19 Eylül 2024 Perşembe

Diş hekimlerinin gasp edilen ekonomik, özlük ve demokratik hakları için açıklama

Diş hekimlerinin çok sayıda hakkı gasp edilerek çalışmaya zorlandığı ve hasta ile karşı karşıya getirildiğini kaydeden SES MYK, "Sağlık hizmetlerinin ekip işi olma ve çalışma koşulları da ekip çalışmayı gerektiğinden hak alma mücadelesinin de kolektif bir mücadele ile yürütülmesi gerekmektedir. Bu nedenle tüm sağlık meslek mensuplarının emekçi kimlikleri ile ortak mücadeleyi büyüterek haklarını kazanacağını biliyoruz" dedi. 

Sağlık ve sosyal hizmet emekçilerinin ekonomik, özlük ve demokratik haklarına yönelik saldırı olan sağlıkta dönüşüm programının olumsuz etkileri günden güne derinleşiyor. Mehmet Şimşek'in Orta Vadeli Programı kapsamında kamuda ve kamusal alanda tasarruf programı emekçilerden başladı, emekçilerin yalnızca özlük ve mali hakları değil nitelikli ve erişilebilir sağlık hizmetini de etkiliyor. Hükümet, sağlık emekçileri ve halkı karşı karşıya getiriyor. 

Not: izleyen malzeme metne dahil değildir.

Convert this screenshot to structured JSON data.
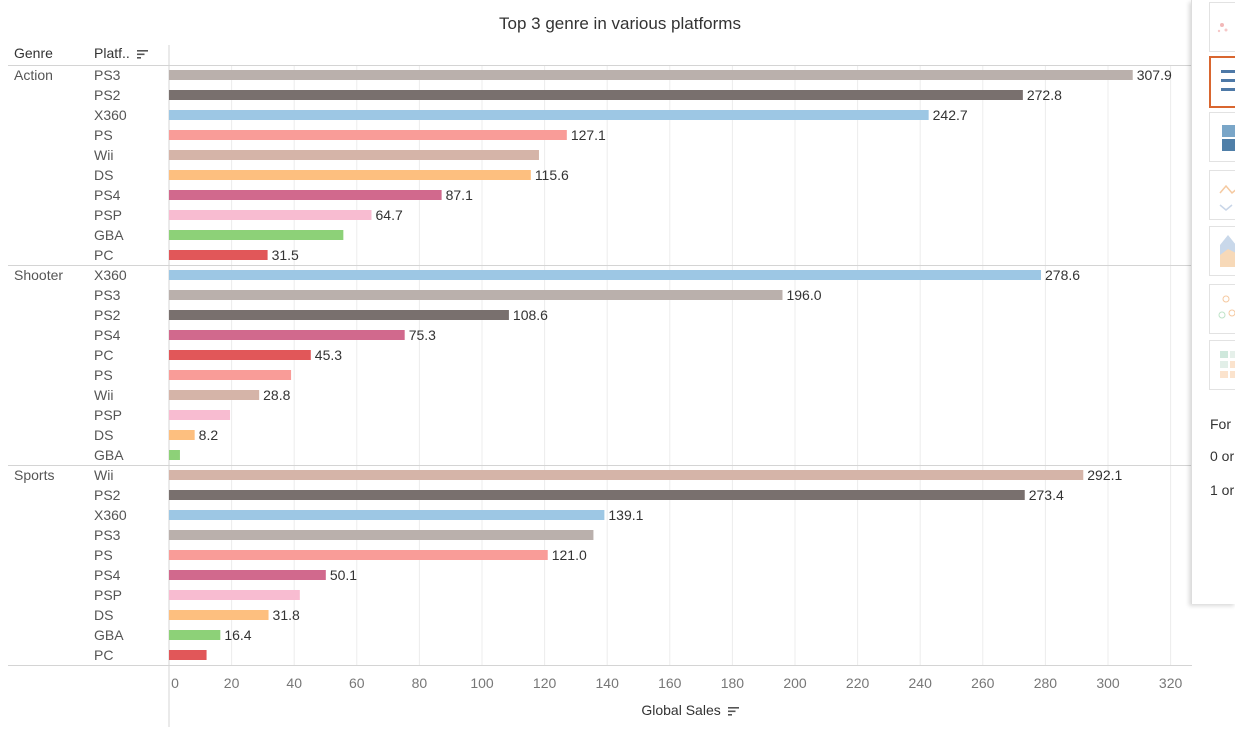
{
  "chart_data": {
    "type": "bar",
    "title": "Top 3 genre in various platforms",
    "row_headers": [
      "Genre",
      "Platf.."
    ],
    "xlabel": "Global Sales",
    "xlim": [
      0,
      330
    ],
    "x_ticks": [
      0,
      20,
      40,
      60,
      80,
      100,
      120,
      140,
      160,
      180,
      200,
      220,
      240,
      260,
      280,
      300,
      320
    ],
    "grid": "vertical",
    "colors": {
      "PS3": "#bab0ac",
      "PS2": "#79706e",
      "X360": "#9dc7e4",
      "PS": "#f99c98",
      "Wii": "#d5b4a8",
      "DS": "#fdbf7f",
      "PS4": "#d1698d",
      "PSP": "#f8bcd1",
      "GBA": "#8dd178",
      "PC": "#e15759"
    },
    "groups": [
      {
        "genre": "Action",
        "bars": [
          {
            "platform": "PS3",
            "value": 307.9,
            "label": "307.9"
          },
          {
            "platform": "PS2",
            "value": 272.8,
            "label": "272.8"
          },
          {
            "platform": "X360",
            "value": 242.7,
            "label": "242.7"
          },
          {
            "platform": "PS",
            "value": 127.1,
            "label": "127.1"
          },
          {
            "platform": "Wii",
            "value": 118.2,
            "label": ""
          },
          {
            "platform": "DS",
            "value": 115.6,
            "label": "115.6"
          },
          {
            "platform": "PS4",
            "value": 87.1,
            "label": "87.1"
          },
          {
            "platform": "PSP",
            "value": 64.7,
            "label": "64.7"
          },
          {
            "platform": "GBA",
            "value": 55.7,
            "label": ""
          },
          {
            "platform": "PC",
            "value": 31.5,
            "label": "31.5"
          }
        ]
      },
      {
        "genre": "Shooter",
        "bars": [
          {
            "platform": "X360",
            "value": 278.6,
            "label": "278.6"
          },
          {
            "platform": "PS3",
            "value": 196.0,
            "label": "196.0"
          },
          {
            "platform": "PS2",
            "value": 108.6,
            "label": "108.6"
          },
          {
            "platform": "PS4",
            "value": 75.3,
            "label": "75.3"
          },
          {
            "platform": "PC",
            "value": 45.3,
            "label": "45.3"
          },
          {
            "platform": "PS",
            "value": 39.0,
            "label": ""
          },
          {
            "platform": "Wii",
            "value": 28.8,
            "label": "28.8"
          },
          {
            "platform": "PSP",
            "value": 19.5,
            "label": ""
          },
          {
            "platform": "DS",
            "value": 8.2,
            "label": "8.2"
          },
          {
            "platform": "GBA",
            "value": 3.5,
            "label": ""
          }
        ]
      },
      {
        "genre": "Sports",
        "bars": [
          {
            "platform": "Wii",
            "value": 292.1,
            "label": "292.1"
          },
          {
            "platform": "PS2",
            "value": 273.4,
            "label": "273.4"
          },
          {
            "platform": "X360",
            "value": 139.1,
            "label": "139.1"
          },
          {
            "platform": "PS3",
            "value": 135.6,
            "label": ""
          },
          {
            "platform": "PS",
            "value": 121.0,
            "label": "121.0"
          },
          {
            "platform": "PS4",
            "value": 50.1,
            "label": "50.1"
          },
          {
            "platform": "PSP",
            "value": 41.8,
            "label": ""
          },
          {
            "platform": "DS",
            "value": 31.8,
            "label": "31.8"
          },
          {
            "platform": "GBA",
            "value": 16.4,
            "label": "16.4"
          },
          {
            "platform": "PC",
            "value": 12.0,
            "label": ""
          }
        ]
      }
    ]
  },
  "side_panel": {
    "text_1": "For",
    "text_2": "0 or",
    "text_3": "1 or"
  }
}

Saldırıların hedefinde olan diş hekimleri en çok zarar görenlerden. Sağlık Bakanlığına bağlı kurumlar, üniversite ve özel sağlık kurumlarında ağız ve diş sağlığı hizmetlerini eksik sayıyla, emekliliğe yansımayan düşük ücretler, angarya koşullarında mobbing ve liyakatsiz yöneticilerin idareciliklerinde çalışmaya zorlanan diş hekimlerinin sayısı yüz bin kişiye kadar düştü.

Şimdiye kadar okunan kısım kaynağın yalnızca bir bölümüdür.